2) Parco del Portello – Milan, Italy
© Comune di Milano
Parco Industria Alfa Romeo Portello – known as Parco del Portello – was completed in 2017.
The green area of 70,000 sqm occupies part of the area of the historic automobile industry factory, which for 110 years characterised the productive soul of the neighbourhood, giving work to tens of thousands of people and contributing to the economic and social development of the city and the country.
Designed by Charles Jencks and Andreas Kipar and developed by the LAND studio, the park was commissioned by Iper Montebello SpA.
The green area has been designed to be in continuity with Monte Stella, the historic artificial hill created by Piero Bottoni after World War II.
3) Nelson Mandela Park – Amsterdam, Holland
Nelson Mandela Park (formerly known as Bijlmerpark) has been transformed into a true city park containing six hectares of sports facilities and 700 residences that wind along the park perimeter.

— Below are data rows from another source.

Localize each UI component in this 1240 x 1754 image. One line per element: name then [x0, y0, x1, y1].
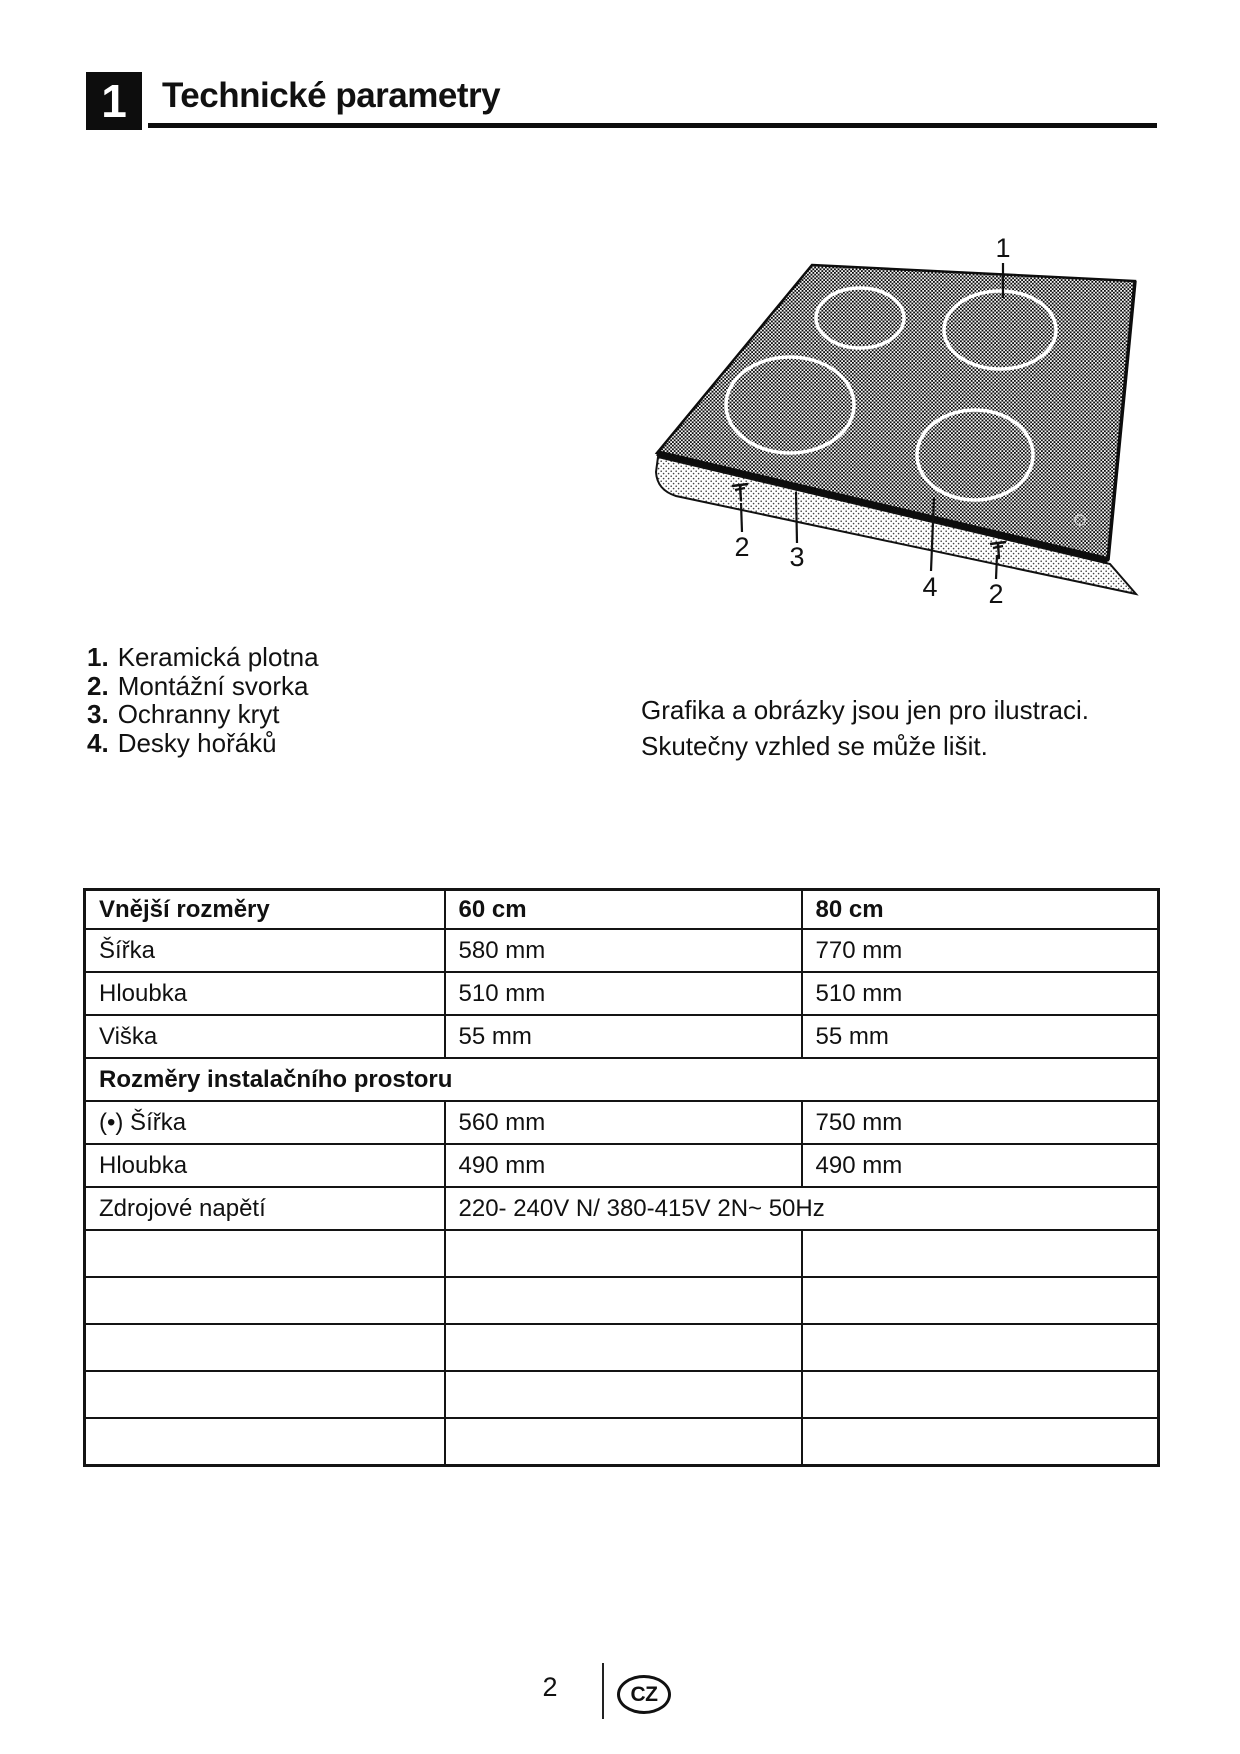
section-number: 1: [101, 75, 127, 127]
value-80cm: 770 mm: [802, 929, 1159, 972]
table-row-width: [85, 929, 1159, 972]
value-80cm: 55 mm: [802, 1015, 1159, 1058]
empty-cell: [85, 1230, 445, 1277]
specs-table: [83, 888, 1160, 1467]
country-badge-label: CZ: [630, 1682, 658, 1706]
table-row-install-depth: [85, 1144, 1159, 1187]
illustration-note: [641, 692, 1089, 764]
empty-cell: [445, 1418, 802, 1466]
callout-label-2-right: 2: [988, 579, 1004, 609]
footer-divider: [602, 1663, 604, 1719]
legend-item: [87, 729, 319, 758]
empty-cell: [85, 1371, 445, 1418]
legend-item-number: 4.: [87, 727, 109, 758]
table-row-depth: [85, 972, 1159, 1015]
note-line-1: Grafika a obrázky jsou jen pro ilustraci.: [641, 695, 1089, 725]
page-title: Technické parametry: [162, 76, 501, 115]
callout-label-2-left: 2: [734, 532, 750, 562]
value-80cm: 510 mm: [802, 972, 1159, 1015]
callout-label-3: 3: [789, 542, 805, 572]
row-label: Hloubka: [85, 1144, 445, 1187]
table-section-header-row: [85, 1058, 1159, 1101]
callout-line-2-right: [996, 555, 997, 579]
legend-item: [87, 643, 319, 672]
note-line-2: Skutečny vzhled se může lišit.: [641, 731, 988, 761]
table-empty-row: [85, 1371, 1159, 1418]
empty-cell: [802, 1371, 1159, 1418]
value-60cm: 510 mm: [445, 972, 802, 1015]
legend-item-label: Keramická plotna: [117, 642, 319, 672]
header-cell-60cm: 60 cm: [445, 890, 802, 930]
empty-cell: [802, 1418, 1159, 1466]
table-row-voltage: [85, 1187, 1159, 1230]
section-number-box: [86, 72, 142, 130]
legend-item: [87, 700, 319, 729]
empty-cell: [802, 1230, 1159, 1277]
empty-cell: [85, 1324, 445, 1371]
table-row-install-width: [85, 1101, 1159, 1144]
table-empty-row: [85, 1277, 1159, 1324]
value-80cm: 490 mm: [802, 1144, 1159, 1187]
row-label: Šířka: [85, 929, 445, 972]
legend-item-number: 2.: [87, 670, 109, 701]
value-60cm: 55 mm: [445, 1015, 802, 1058]
header-cell-80cm: 80 cm: [802, 890, 1159, 930]
voltage-value: 220- 240V N/ 380-415V 2N~ 50Hz: [445, 1187, 1159, 1230]
empty-cell: [802, 1324, 1159, 1371]
row-label: (•) Šířka: [85, 1101, 445, 1144]
country-badge: [617, 1675, 671, 1714]
callout-line-2-left: [741, 503, 742, 532]
table-empty-row: [85, 1418, 1159, 1466]
value-60cm: 580 mm: [445, 929, 802, 972]
empty-cell: [445, 1324, 802, 1371]
value-80cm: 750 mm: [802, 1101, 1159, 1144]
empty-cell: [85, 1277, 445, 1324]
legend-item: [87, 672, 319, 701]
empty-cell: [445, 1371, 802, 1418]
header-cell-dimensions: Vnější rozměry: [85, 890, 445, 930]
table-row-height: [85, 1015, 1159, 1058]
empty-cell: [445, 1277, 802, 1324]
legend-item-label: Montážní svorka: [117, 670, 309, 701]
callout-line-3: [796, 492, 797, 543]
row-label: Viška: [85, 1015, 445, 1058]
section-header-cell: Rozměry instalačního prostoru: [85, 1058, 1159, 1101]
legend-item-label: Ochranny kryt: [117, 699, 280, 729]
table-empty-row: [85, 1230, 1159, 1277]
table-header-row: [85, 890, 1159, 930]
row-label: Zdrojové napětí: [85, 1187, 445, 1230]
empty-cell: [445, 1230, 802, 1277]
legend-item-number: 1.: [87, 642, 109, 672]
legend-item-number: 3.: [87, 699, 109, 729]
value-60cm: 490 mm: [445, 1144, 802, 1187]
callout-label-1: 1: [995, 233, 1011, 263]
row-label: Hloubka: [85, 972, 445, 1015]
legend: [87, 643, 319, 757]
empty-cell: [85, 1418, 445, 1466]
legend-item-label: Desky hořáků: [117, 727, 277, 758]
cooktop-diagram: [600, 200, 1220, 620]
header-rule: [148, 123, 1157, 128]
empty-cell: [802, 1277, 1159, 1324]
table-empty-row: [85, 1324, 1159, 1371]
page-number: 2: [542, 1672, 558, 1702]
callout-label-4: 4: [922, 572, 938, 602]
value-60cm: 560 mm: [445, 1101, 802, 1144]
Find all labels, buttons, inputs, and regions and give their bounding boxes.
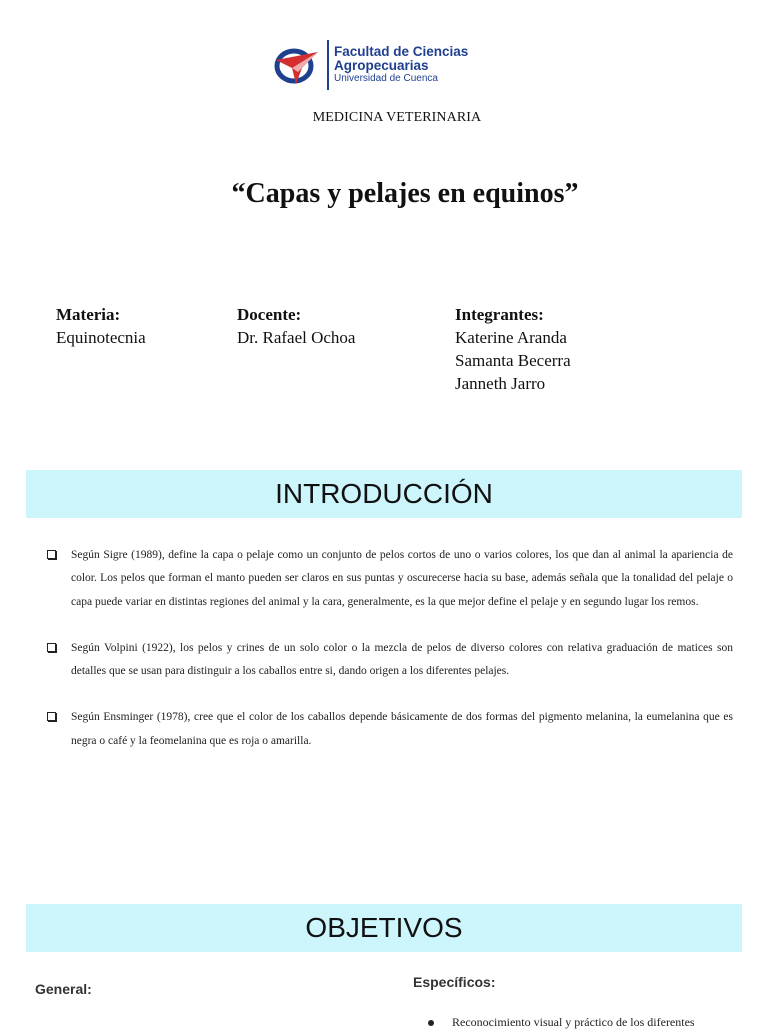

The transformation of the park forms part of a large-scale renewal of the Bijlmermeer district that aims to boost the quality of public space and safety on the street.
Footpaths through the hilly park connect the cultural northern end with the natural, ecological southern end. A wide range of distinctive trees and magnolia fields creates a different experience in the park with each changing season. The lookout hill (pictured above) is covered with butterfly-friendly plant.
4) Turia Gardens – Valencia, Spain
©VisitValencia Photographer: Pablo Casino
Turia Gardens is one of the largest urban parks in Spain and runs through the city along nine kilometres of green space and features footpaths, leisure and sports areas.
The vast gardens are built on the former riverbed of the Turia, whose course was altered to prevent constant flooding in the city. After a devastating flood on 14 October 1957, the Turia’s course was diverted south of the city, leaving a huge tract of land that crosses the city from West to East, bordering the historical centre.
A number of urban planners and landscape architects designed different sections of the park, recreating the former river scenery. Officially opened in 1986, the gardens includes palm trees and orange trees, fountains and pine woods, aromatic plants and ponds, sports facilities and rose beds.